Other European brands like Renault still manufacture some cars in China, but have withdrawn from the local market.

For those still in the game, holding ground in China is essential, as Europe's market weakens and US President Donald Trump complicates access to the United States with his tariff policy.

- 'Turning a big ship' -

"Decades ago, it was very easy to develop, to produce one standard, and to provide it globally," Volkswagen CEO Oliver Blume said at Auto Shanghai.

"Today it's impossible."

To adapt to an increasingly sophisticated and monied Chinese consumer base, firms have employed a variety of tactics.

"German carmakers have invested heavily into their competitiveness in order to catch up with Chinese brands in the areas of electrification, intelligent vehicles and market responsiveness," European Chamber Vice President Stefan Bernhart told AFP.

Volkswagen works closely with domestic giants FAW, SAIC and JAC, and recently added Xpeng, a startup known for its tech proficiency, to its list of partners.

Stellantis produces cars in China notably through its alliance with Leapmotor, another Chinese startup.

Brands are also boosting local research and development staffing and investment, and increasing their output to what Volkswagen calls "China Speed".

Even as it considers layoffs in Europe, Volkswagen has reinforced its development capacity in China, planning to release its new models in 18 months and save 40 percent of the costs.

"Turning a big ship around takes effort, commitment, and also some sacrifices," Brian Gu, XPeng's co-president, told AFP. "But I see they're very committed to change."

- Mercedes versus Nio -

Until 2023, luxury European behemoths like Mercedes and BMW could still count on the fact their cars were seen as status symbols, according to consultancy Inovev.

Their sales slipped last year though, as the prestige of local brands like Nio and individual models like Xiaomi's SU7 has risen.

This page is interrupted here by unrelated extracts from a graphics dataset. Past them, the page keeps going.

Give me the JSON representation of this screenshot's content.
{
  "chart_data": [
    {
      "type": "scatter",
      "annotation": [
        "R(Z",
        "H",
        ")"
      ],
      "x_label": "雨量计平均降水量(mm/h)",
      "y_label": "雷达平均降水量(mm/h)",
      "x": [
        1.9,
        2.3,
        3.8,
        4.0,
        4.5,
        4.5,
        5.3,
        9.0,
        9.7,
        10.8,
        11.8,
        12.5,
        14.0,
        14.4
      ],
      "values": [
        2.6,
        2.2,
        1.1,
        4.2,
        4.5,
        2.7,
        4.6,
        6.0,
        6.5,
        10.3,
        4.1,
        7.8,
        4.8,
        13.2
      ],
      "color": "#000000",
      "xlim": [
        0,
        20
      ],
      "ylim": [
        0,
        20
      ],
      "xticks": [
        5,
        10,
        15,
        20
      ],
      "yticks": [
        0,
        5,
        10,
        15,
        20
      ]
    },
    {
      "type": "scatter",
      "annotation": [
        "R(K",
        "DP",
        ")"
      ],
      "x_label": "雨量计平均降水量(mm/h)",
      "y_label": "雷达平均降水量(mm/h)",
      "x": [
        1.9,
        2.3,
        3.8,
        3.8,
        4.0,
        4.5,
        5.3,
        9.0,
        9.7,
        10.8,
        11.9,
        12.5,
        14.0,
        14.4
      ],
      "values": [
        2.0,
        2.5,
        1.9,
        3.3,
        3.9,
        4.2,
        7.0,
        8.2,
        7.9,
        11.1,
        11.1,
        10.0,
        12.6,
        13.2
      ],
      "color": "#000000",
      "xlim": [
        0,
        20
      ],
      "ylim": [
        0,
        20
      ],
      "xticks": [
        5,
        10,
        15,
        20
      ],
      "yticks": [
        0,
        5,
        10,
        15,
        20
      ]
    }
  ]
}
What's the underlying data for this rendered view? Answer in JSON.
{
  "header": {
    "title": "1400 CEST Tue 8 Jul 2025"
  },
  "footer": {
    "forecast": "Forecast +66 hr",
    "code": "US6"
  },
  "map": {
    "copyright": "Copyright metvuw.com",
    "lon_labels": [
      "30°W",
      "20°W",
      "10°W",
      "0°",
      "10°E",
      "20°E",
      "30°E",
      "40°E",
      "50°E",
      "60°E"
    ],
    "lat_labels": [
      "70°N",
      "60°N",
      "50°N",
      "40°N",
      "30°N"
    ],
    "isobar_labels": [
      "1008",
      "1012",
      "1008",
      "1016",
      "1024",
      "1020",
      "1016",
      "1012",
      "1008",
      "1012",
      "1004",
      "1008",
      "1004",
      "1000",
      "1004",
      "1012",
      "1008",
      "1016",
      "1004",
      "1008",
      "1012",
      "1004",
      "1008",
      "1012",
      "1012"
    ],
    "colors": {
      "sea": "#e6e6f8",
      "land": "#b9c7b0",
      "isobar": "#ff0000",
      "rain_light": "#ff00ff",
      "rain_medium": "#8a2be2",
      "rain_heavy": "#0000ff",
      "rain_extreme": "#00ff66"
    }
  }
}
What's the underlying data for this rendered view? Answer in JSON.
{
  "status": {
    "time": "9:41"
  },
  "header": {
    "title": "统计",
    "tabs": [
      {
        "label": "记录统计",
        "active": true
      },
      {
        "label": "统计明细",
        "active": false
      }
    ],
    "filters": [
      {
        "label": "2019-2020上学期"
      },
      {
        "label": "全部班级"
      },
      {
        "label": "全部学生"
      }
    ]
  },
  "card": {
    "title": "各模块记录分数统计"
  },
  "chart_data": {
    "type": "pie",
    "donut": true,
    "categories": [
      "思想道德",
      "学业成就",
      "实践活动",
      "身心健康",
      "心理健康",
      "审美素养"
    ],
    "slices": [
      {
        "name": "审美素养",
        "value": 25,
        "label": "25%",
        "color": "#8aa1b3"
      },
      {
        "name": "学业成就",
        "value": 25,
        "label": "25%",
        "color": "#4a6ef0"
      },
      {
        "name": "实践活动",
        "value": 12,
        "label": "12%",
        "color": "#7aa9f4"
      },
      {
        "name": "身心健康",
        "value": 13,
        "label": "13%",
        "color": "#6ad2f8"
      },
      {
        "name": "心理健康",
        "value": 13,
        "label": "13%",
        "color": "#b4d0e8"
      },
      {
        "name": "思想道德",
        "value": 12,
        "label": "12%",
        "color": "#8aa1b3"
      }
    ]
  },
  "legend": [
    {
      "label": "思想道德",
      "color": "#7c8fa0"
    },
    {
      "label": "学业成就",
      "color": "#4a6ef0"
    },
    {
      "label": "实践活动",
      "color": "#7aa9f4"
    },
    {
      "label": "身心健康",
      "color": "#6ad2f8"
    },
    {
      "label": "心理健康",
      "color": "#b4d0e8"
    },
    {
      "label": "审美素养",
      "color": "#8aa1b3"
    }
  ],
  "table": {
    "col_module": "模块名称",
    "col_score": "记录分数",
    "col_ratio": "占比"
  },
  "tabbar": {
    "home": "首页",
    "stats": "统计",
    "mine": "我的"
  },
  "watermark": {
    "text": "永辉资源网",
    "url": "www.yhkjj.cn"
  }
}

At Auto Shanghai, Mercedes presented a long version of its new electric star, the CLA, as well as a luxury minivan aimed at the rich Chinese leisure set.

CEO Ola Kallenius was bullish about prospects in what he called the "world's most competitive market".

He pointed to features targeted at local customers, including an advanced driver assistance system, as well as giant screens, as Chinese drivers "use (their car) as an entertainment space".

Porsche is also betting on its cachet -- announcing this week it will concentrate on higher value sales rather than volume.

However, with Chinese competitors slashing prices but not quality, consumers are no longer as willing to pay a premium for Western brands, according to Inovev.

"The name of the game is value," said Tu Le, founder of Sino Auto Insights.

"Chinese consumers between the age of 30 and 45 are going into showrooms, looking at Mercedes, looking at Nio, and buying that Nio instead."

But EV specialist Richards warned against complete gloom: "Nothing is certain in the automotive space, especially in China, and everything is still up for grabs."